In our study, our objective was to investigate the correlation between postoperative hypokalemia following endoscopic pituitary tumor surgery and patient clinical outcomes. The results may not have demonstrated a significantly higher incidence of hypokalemia in pituitary surgery patients compared to other clinical patients, possibly due to our categorization method. We classified patients with postoperative serum potassium ion concentrations <3.0 mEq/L into the postoperative hypokalemia group, selecting the lowest value if multiple tests showed serum potassium ion concentration <3.0 mEq/L. Previous studies have extensively discussed postoperative hypokalemia, including all patients with postoperative serum potassium ion concentrations <3.5 mEq/L, which may encompass individuals without true hypokalemia, such as asymptomatic individuals with serum potassium levels at 3.4 mEq/L. Isolated postoperative serum potassium levels of 3.4 mEq/L are common and typically do not indicate postoperative complications.
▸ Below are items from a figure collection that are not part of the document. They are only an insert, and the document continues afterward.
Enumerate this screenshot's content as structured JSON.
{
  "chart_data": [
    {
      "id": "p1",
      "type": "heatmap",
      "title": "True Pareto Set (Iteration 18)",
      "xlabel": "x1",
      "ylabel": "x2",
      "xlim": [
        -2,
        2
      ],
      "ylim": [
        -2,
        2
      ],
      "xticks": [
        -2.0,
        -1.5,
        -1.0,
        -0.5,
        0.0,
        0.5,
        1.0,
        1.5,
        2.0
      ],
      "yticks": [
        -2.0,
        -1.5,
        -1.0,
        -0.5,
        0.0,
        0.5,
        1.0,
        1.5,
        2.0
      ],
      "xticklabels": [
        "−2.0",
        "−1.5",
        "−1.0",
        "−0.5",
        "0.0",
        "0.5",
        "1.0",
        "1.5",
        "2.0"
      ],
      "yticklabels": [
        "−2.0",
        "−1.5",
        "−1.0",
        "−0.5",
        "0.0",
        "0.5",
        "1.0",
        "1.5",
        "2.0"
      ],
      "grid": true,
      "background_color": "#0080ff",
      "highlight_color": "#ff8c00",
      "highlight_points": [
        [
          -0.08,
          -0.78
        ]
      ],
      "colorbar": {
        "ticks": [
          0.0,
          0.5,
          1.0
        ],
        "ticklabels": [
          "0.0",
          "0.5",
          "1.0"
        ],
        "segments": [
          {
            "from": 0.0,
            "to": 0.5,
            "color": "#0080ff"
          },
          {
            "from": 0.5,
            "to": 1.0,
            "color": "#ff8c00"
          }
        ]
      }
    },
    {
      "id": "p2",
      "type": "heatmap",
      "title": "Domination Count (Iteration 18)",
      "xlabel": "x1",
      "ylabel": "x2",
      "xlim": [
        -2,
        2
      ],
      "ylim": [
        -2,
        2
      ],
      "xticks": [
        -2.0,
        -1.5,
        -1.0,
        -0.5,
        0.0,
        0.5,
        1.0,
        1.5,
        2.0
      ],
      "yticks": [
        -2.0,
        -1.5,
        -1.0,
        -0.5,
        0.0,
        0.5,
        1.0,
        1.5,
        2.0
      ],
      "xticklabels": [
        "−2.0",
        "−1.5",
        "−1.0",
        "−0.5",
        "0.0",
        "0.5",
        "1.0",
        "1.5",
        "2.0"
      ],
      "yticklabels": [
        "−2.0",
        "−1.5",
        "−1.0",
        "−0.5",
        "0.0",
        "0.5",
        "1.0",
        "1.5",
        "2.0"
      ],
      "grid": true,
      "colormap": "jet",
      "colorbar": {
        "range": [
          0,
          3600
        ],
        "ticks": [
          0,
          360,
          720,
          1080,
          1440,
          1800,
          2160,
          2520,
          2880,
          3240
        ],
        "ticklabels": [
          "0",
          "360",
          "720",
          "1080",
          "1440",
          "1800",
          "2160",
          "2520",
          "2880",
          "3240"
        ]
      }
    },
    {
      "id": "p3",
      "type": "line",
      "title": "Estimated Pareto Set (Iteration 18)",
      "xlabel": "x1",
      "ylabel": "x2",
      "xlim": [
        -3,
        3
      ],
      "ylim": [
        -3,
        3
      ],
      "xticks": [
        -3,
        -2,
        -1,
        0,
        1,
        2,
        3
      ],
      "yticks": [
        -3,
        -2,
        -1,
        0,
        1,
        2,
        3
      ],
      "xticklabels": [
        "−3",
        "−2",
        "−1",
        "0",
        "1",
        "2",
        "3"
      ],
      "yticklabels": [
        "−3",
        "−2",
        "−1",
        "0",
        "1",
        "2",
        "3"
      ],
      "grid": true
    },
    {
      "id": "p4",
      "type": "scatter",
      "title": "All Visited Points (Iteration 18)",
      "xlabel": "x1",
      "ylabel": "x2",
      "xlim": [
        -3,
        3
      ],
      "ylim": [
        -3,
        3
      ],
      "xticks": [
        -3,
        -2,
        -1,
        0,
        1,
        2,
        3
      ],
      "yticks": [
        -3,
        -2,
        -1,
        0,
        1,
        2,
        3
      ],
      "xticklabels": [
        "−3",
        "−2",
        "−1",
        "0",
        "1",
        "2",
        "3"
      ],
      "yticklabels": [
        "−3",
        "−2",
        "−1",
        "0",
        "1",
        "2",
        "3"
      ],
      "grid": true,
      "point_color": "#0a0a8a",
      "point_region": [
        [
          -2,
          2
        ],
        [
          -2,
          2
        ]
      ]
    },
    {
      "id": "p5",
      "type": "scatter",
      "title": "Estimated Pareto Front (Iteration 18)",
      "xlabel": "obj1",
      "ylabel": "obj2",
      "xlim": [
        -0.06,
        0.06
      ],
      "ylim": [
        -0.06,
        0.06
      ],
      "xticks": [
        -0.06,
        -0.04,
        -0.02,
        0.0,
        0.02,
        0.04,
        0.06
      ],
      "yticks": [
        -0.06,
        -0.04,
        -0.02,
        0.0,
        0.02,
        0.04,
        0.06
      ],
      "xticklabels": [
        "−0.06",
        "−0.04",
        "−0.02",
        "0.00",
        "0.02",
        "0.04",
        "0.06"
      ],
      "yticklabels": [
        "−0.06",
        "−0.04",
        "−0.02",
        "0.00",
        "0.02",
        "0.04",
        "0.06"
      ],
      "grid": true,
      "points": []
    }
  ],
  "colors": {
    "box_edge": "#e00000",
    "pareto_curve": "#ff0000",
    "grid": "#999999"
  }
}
Therefore, recognizing the symptoms and risk factors of hypokalemic patients requiring prompt intervention after surgery can equip clinicians with improved diagnostic and treatment strategies.
Conclusions
The mechanism of postoperative hypokalemia in pituitary tumors following endoscopic surgery is not fully understood. We believe that patients aged ≥50 years and those with postoperative hypoalbuminemia on the first day are at a higher risk of developing hypokalemia postoperatively. Therefore, such patients should undergo intensified electrolyte monitoring postoperatively, with particular emphasis on proactive prevention of hypokalemia between the 4th and 5th day post-surgery.